Pros: The right donor can make a huge difference to a theater company or filmmaker, often without expecting anything—other than your awesome project—in return.
Cons: Since donors are motivated by tax deductions, it is nearly impossible to hook large amounts of money without nonprofit status. If you’re not incorporated as a 501(c)(3), fiscal sponsors will take about five percent of your donations in exchange for their tax-exempt status and services.

5. Investors. Unlike donors, investors provide funding with the expectation of returns—their initial investment plus a cut of the project’s earnings. This means that if the project makes money (and hopefully it will), they will be paid back before the filmmakers or theater-makers. This is a good option for larger budget projects or when working with high profile talent, and sites like crowdfunder.com make it easier than ever to match talent with investors.

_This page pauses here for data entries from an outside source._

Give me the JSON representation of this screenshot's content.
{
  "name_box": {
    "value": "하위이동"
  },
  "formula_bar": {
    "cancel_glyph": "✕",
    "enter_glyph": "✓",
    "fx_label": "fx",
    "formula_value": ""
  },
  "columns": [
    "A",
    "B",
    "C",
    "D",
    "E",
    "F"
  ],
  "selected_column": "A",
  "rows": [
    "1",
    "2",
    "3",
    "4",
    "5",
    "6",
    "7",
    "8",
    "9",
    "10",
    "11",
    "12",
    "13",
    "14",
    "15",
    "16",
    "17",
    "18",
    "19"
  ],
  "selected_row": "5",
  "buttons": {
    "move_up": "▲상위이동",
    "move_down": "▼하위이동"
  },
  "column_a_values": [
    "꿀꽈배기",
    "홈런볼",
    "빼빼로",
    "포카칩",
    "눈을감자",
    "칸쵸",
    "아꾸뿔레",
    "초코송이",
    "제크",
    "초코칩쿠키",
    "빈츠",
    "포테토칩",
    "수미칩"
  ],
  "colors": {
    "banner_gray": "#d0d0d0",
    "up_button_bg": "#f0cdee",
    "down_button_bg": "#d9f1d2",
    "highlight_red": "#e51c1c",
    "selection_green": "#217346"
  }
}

Pros: Finding investors is a great way to earn large amounts of money upfront and gain powerful champions for your project.
Cons: Investors are in the business of making money and expect you to be as well, so you’ll likely need a body of work—or star name—that will get their attention. And if the project does turn a profit, investors will be seeing that money first.

6. Sponsors and advertisers. It’s no secret that advertisements keep the entertainment industry up and running, but you don’t have to be a major network to boost your budget with ad sales. Advertisements can work to your favor on a small scale (like selling ad space in your theater company programs), or a very large scale (branding your theater like New York’s American Airlines Theatre or Snapple Theater Center). In the age of viral videos, popular online content can also benefit from corporate sponsorships. Experienced producers are catching on to the “branded Web series,” with companies like Subway, IKEA, and Toyota funding entertainingly branded online series as extended commercials for their products. Not ready to reach out to a major brand? Think outside the box and trade branded content for local goods and equipment, like free craft services or use of a location in exchange for integrated product placement.

Pros: Advertisers can provide large upfront funds that do not have to be returned if the project makes money.
Cons: It can be hard to secure this kind of funding without proof of your work or star names behind your project. Advertisers want a return just like investors—more attention on their product or service—so you are accountable for driving traffic towards their brand.